Réconfortée par ce succès, je décide d’attendre le lendemain pour aller dans une autre grande surface dont je possède, de mes précédentes courses, un bon de réduction de quinze euros dès soixante euros d’achats. J’y achèterai, de l’épicerie pour laquelle cette enseigne, en partenariat avec un hard discounter, propose le troisième produit à trente pour cent et le quatrième à quarante pour cent. Atteignant soixante euros au plus juste, j’ajouterai, grâce au bon d’achat, un kilo de dos de cabillaud pour mes enfants qui adorent le poisson au beurre blanc, et qui ainsi ne verront pas la qualité de leur alimentation décrocher, suivant malheureusement une courbe inverse à celle des prix.
Je n’achèterai pas mardi les produits frais. La veille, au marché, j’ai pris des carottes.
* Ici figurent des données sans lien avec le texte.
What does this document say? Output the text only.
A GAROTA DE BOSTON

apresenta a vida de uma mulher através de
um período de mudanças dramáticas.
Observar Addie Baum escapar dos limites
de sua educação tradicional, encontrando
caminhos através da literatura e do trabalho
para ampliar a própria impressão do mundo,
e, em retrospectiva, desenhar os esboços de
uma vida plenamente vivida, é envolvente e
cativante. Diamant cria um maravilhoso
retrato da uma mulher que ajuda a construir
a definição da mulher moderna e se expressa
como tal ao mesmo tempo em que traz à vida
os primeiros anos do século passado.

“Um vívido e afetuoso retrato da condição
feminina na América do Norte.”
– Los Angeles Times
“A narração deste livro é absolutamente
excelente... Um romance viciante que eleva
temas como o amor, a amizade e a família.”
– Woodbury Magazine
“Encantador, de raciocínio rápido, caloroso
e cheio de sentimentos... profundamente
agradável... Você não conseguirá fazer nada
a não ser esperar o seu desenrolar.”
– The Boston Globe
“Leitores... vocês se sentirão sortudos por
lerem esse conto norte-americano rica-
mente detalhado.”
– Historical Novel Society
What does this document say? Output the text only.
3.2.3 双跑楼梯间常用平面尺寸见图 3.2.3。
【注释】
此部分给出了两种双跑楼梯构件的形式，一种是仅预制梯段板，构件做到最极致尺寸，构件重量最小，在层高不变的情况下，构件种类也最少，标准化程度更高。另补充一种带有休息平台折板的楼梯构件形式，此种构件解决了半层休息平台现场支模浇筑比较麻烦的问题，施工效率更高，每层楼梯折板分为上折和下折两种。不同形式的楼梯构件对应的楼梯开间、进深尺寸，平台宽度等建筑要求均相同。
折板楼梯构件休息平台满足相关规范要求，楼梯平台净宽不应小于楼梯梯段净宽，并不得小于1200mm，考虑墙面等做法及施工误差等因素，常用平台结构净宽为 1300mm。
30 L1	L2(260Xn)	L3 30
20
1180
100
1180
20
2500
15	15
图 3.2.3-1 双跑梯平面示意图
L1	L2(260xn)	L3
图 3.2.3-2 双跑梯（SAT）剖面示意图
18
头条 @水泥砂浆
Je voulais une botte pour en donner les fanes à mon lapin nain, mais la botte, de six ou sept cents grammes à peine s’affichait à deux euros cinquante, tandis que les carottes en vrac étaient à un euro cinquante le kilo. Ça faisait cher les fanes à bobos ! J’ai expliqué mon dilemme au vendeur que je connais bien et j’ai pesé un kilo de carottes en vrac pendant qu’il allait me récupérer dans sa benne et pour rien, les fanes coupées à des clients précédents. Comme je me suis sentie fière d’être bonne ménagère !
Les fruits et légumes attendront vendredi, sauf peut-être pour un filet de pommes de terre dont un marchand, installé face à mon lycée, vend les cinq kilos à trois euros cinquante. C’est un peu lourd, et ça fait rigoler les élèves de me voir, déjà encombrée de mon cartable, charger le pesant filet de raphia jaune sur mon épaule. C’est que vendredi, le magasin du mardi fait une promotion ciblée, proposant tous les fruits et les légumes à un euro le kilo. C’est inespéré, il faut en profiter. Bien sûr, on doit d’abord payer le prix indiqué, mais la différence sera rendue sous forme d’un bon d’achat déductible deux semaines plus tard dès cinquante euros d’achats. Si je calcule bien, je devrais récupérer entre vingt et trente euros, ce qui, sur cinquante euros, fait une belle proportion.
Mon plan de bataille est acté, alourdissant ma charge mentale de la journée. Si je n’oublie rien, ne manque aucune date ni ne perds aucun coupon de réduction, tous les ventres seront pleins cette semaine sans faire d’agios.